Higgins and Beal credit Bank of America Senior Vice President Richard Hosey for being the backbone of the project. Hosey helped create a public-private financing framework that wound up being the right combination, Beal said.
“He created financial models for the project that a developer would typically hire a consultant to write and then submit to the bank,” Beal said.
And that financial structure has become elaborate.
The entity that owns the building is Motown Construction Partners L.P, which has 23 investors. The largest investor is Higgins, with Beal and his son Stewart each holding 2.5 percent stakes. The other investors have not been disclosed.
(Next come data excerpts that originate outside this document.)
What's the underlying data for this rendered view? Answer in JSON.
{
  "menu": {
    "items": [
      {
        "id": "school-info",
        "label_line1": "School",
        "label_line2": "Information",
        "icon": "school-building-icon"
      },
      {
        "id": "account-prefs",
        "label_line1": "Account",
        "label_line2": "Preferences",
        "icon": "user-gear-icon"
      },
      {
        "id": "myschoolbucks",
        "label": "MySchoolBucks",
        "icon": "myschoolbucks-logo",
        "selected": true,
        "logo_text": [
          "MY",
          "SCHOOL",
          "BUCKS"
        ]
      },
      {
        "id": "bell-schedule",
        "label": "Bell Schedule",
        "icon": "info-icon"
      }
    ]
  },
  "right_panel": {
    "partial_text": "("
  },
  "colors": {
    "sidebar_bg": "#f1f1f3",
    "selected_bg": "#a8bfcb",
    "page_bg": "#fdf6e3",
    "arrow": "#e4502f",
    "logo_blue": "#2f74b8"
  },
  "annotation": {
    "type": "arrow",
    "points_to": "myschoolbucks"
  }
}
The investors raised $5.5 million in equity. Bank of America has granted a bridge loan of $21 million as well as a New Market Tax Credit for $6 million.
Chase Bank and Invest Detroit loaned the project $5 million and backed $2 million in New Market Tax Credits.
On completion of the project, the startup expenses and bridge loans will be covered by state and federal historic tax credits and state brownfield credits with a total value in the range of $24 million. The long-term financing is $3 million more than the short-term financing, adding extra funds for for startup operations.
In addition, $10 million in developer fees and construction costs will be paid out of future operations.
Now, Beal joked, they merely need to build the project and lease it.
The 127 units will be on floors five through 34 with rental rates starting at $700 and hitting $5,000 for the three multilevel penthouse units. Detroit-based Kraemer Design Group PLC is the project architect. In addition to a full interior renovation, the building’s façade will be restored.
Leasing a residential project like the Broderick in Detroit will be difficult until the city attracts more employers, said Terry Schwarz, managing partner of Bingham Farms-based Dover Realty Advisors, which handles leasing for the Lofts of Merchant Row in Detroit.
He said demand for units in the Grand Circus Park area is based on people who can walk to work. That will change if a train is built along Woodward, he said.
“Whether or not they lease that up will really depend on what happens with employers coming downtown,” he said. “But as things exist right now, you can’t lease another 127 units in Detroit without cannibalizing the competing buildings.”
Schwartz said it will be interesting to see what kind of rental concessions — such as free rent and other discounts — will be offered and whether that creates pressure for other apartments to offer them.
But the three floors of commercial space in the building have already been spoken for. Invest Detroit plans to use the space as a business incubator, Beal said.
“This building is a gateway to downtown, and it shows everyone what is happening in the city,” Beal said. “From a professional standpoint, I’m excited, but I’m also excited about what this means to Detroit.”